A barren tree, once full of life
Stands leafless, brown ice in gloom
A barren tree, once full of strife
Stands not a spark, not a flower in bloom
A barren tree, once full of promise
Stands in sorrow, a promise but for tomorrow
As for today, not a leaf dares there stay

Saturday, November 19, 2005

Arab Silent Majority

The term “silent majority” has been increasingly used to describe the Arab public vis-à-vis its stance to Islamic terrorism. It is true that public outrage against suicide bombings, like the protests seen in Jordan last week after the November 9, 2005 bombings, have been limited and criticism of terrorists is seemingly only voiced by the direct victims.
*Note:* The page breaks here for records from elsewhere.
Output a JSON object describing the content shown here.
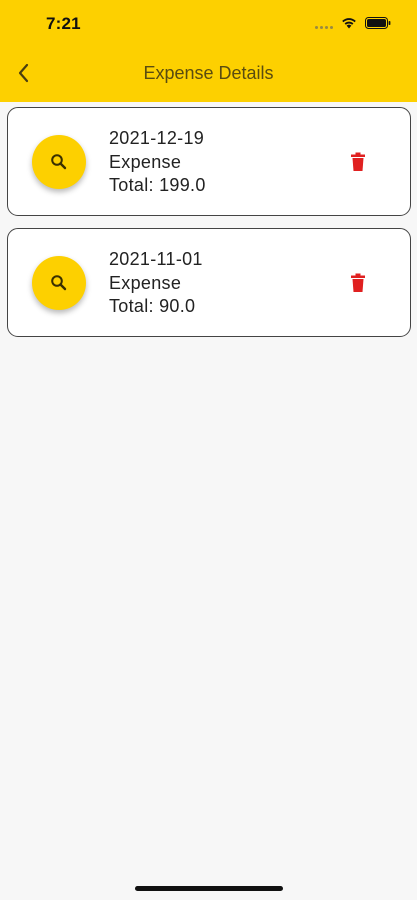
{
  "status_bar": {
    "time": "7:21"
  },
  "nav": {
    "title": "Expense Details",
    "back_icon": "chevron-left-icon"
  },
  "colors": {
    "accent": "#fdd000",
    "delete": "#e02020",
    "background": "#f7f7f7"
  },
  "expenses": [
    {
      "date": "2021-12-19",
      "type": "Expense",
      "total": "Total: 199.0"
    },
    {
      "date": "2021-11-01",
      "type": "Expense",
      "total": "Total: 90.0"
    }
  ]
}
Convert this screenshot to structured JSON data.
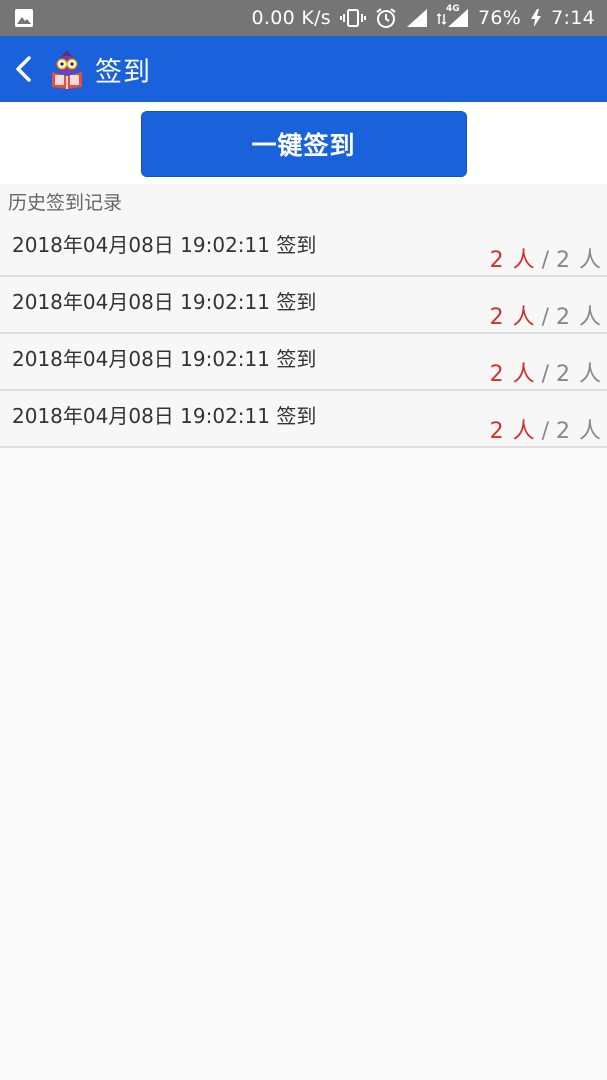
{
  "status_bar": {
    "net_speed": "0.00 K/s",
    "network_type": "4G",
    "battery": "76%",
    "time": "7:14",
    "icons": [
      "image-icon",
      "vibrate-icon",
      "alarm-icon",
      "signal-icon",
      "signal-4g-icon",
      "charging-icon"
    ]
  },
  "app_bar": {
    "title": "签到",
    "back_icon": "chevron-left-icon",
    "logo_icon": "reading-owl-icon"
  },
  "actions": {
    "one_click_signin": "一键签到"
  },
  "history": {
    "section_title": "历史签到记录",
    "records": [
      {
        "text": "2018年04月08日 19:02:11 签到",
        "signed": "2 人",
        "separator": "/",
        "total": "2 人"
      },
      {
        "text": "2018年04月08日 19:02:11 签到",
        "signed": "2 人",
        "separator": "/",
        "total": "2 人"
      },
      {
        "text": "2018年04月08日 19:02:11 签到",
        "signed": "2 人",
        "separator": "/",
        "total": "2 人"
      },
      {
        "text": "2018年04月08日 19:02:11 签到",
        "signed": "2 人",
        "separator": "/",
        "total": "2 人"
      }
    ]
  },
  "colors": {
    "primary": "#1a62dc",
    "status_bar": "#757575",
    "count_highlight": "#d32f2f",
    "background": "#fafafa"
  }
}
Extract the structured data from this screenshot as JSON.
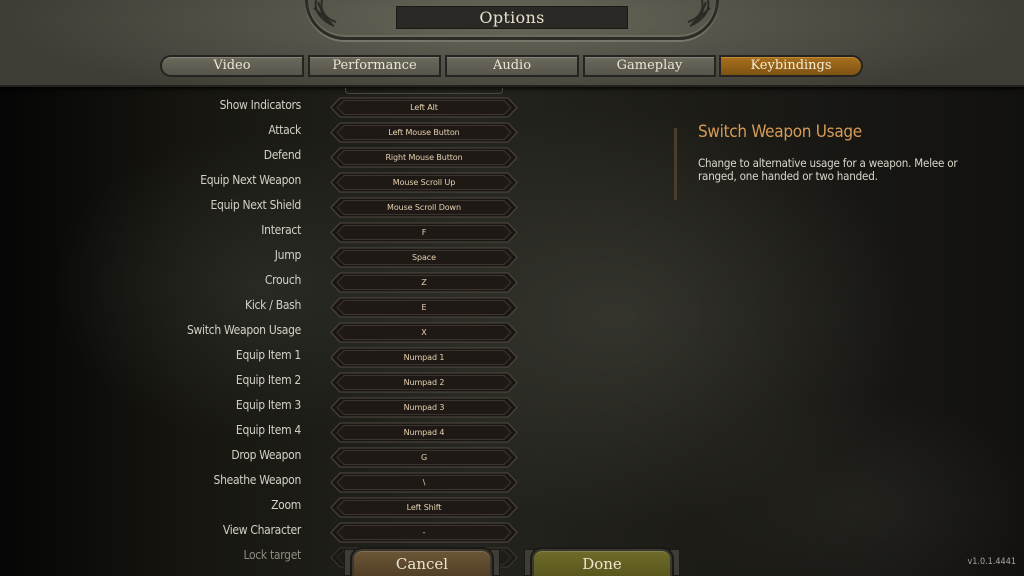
{
  "header": {
    "title": "Options",
    "tabs": [
      {
        "label": "Video",
        "active": false
      },
      {
        "label": "Performance",
        "active": false
      },
      {
        "label": "Audio",
        "active": false
      },
      {
        "label": "Gameplay",
        "active": false
      },
      {
        "label": "Keybindings",
        "active": true
      }
    ]
  },
  "keybindings": [
    {
      "action": "Show Indicators",
      "key": "Left Alt"
    },
    {
      "action": "Attack",
      "key": "Left Mouse Button"
    },
    {
      "action": "Defend",
      "key": "Right Mouse Button"
    },
    {
      "action": "Equip Next Weapon",
      "key": "Mouse Scroll Up"
    },
    {
      "action": "Equip Next Shield",
      "key": "Mouse Scroll Down"
    },
    {
      "action": "Interact",
      "key": "F"
    },
    {
      "action": "Jump",
      "key": "Space"
    },
    {
      "action": "Crouch",
      "key": "Z"
    },
    {
      "action": "Kick / Bash",
      "key": "E"
    },
    {
      "action": "Switch Weapon Usage",
      "key": "X"
    },
    {
      "action": "Equip Item 1",
      "key": "Numpad 1"
    },
    {
      "action": "Equip Item 2",
      "key": "Numpad 2"
    },
    {
      "action": "Equip Item 3",
      "key": "Numpad 3"
    },
    {
      "action": "Equip Item 4",
      "key": "Numpad 4"
    },
    {
      "action": "Drop Weapon",
      "key": "G"
    },
    {
      "action": "Sheathe Weapon",
      "key": "\\"
    },
    {
      "action": "Zoom",
      "key": "Left Shift"
    },
    {
      "action": "View Character",
      "key": "-"
    },
    {
      "action": "Lock target",
      "key": ""
    }
  ],
  "description": {
    "title": "Switch Weapon Usage",
    "text": "Change to alternative usage for a weapon. Melee or ranged, one handed or two handed."
  },
  "buttons": {
    "cancel": "Cancel",
    "done": "Done"
  },
  "version": "v1.0.1.4441",
  "colors": {
    "active_tab": "#a8701e",
    "description_title": "#d69b56",
    "key_text": "#e6d2b2",
    "cancel_button": "#6c5637",
    "done_button": "#6f6b2a"
  }
}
It is interesting to note, however, that the Arab public is asked to speak up about terrorism while its silence is requested on everything else. It is a matter of perspective. While the United States sees terrorism as the root of instability and conflict in the Middle East, Arabs are more inclined to see it as a consequence, a consequence of deeply muzzled societies, including those nations that are America’s closest allies like Egypt, Morocco, Jordan and Saudi Arabia; of a pervasive culture of mukhabarat (secret police) that ensures silence on issues important to the public like free speech and human rights; of dysfunctional and corrupt governments that hold rigged elections; of American and European support, financial and intelligence, lent to these same governments; of American foreign policy that is heavily biased towards Israel because of domestic concerns; of the illegal invasion of Iraq and the subsequent unraveling of the nation. In every major catastrophe in the Arab world for the last half century, the Israeli-Arab conflicts, the Lebanese civil war, the Iraq-Iran war, and the two Gulf wars, the United States and its regional proxies have directly been involved, usually to their narrow interests, and to the detriment of the region at large. The fact that the “silent Arab majority” is silent is no surprise at all because we cannot add fuel to the fire and then ask why it is not being condemned. The United States and Europe must change their policies regarding the despots and theocrats in the region no matter how much they acquiesce to our need and no matter how frightened we are of what comes next. The United States and Europe should finally start isolating dictators in the Middle East like they did with Eastern European dictators in the 1970s and 80s. If we are to make the world freer for democracy we should not support dictators when it suits our interest because as we see today only too vividly, our interests will be served best by a democratic and vibrant Middle East.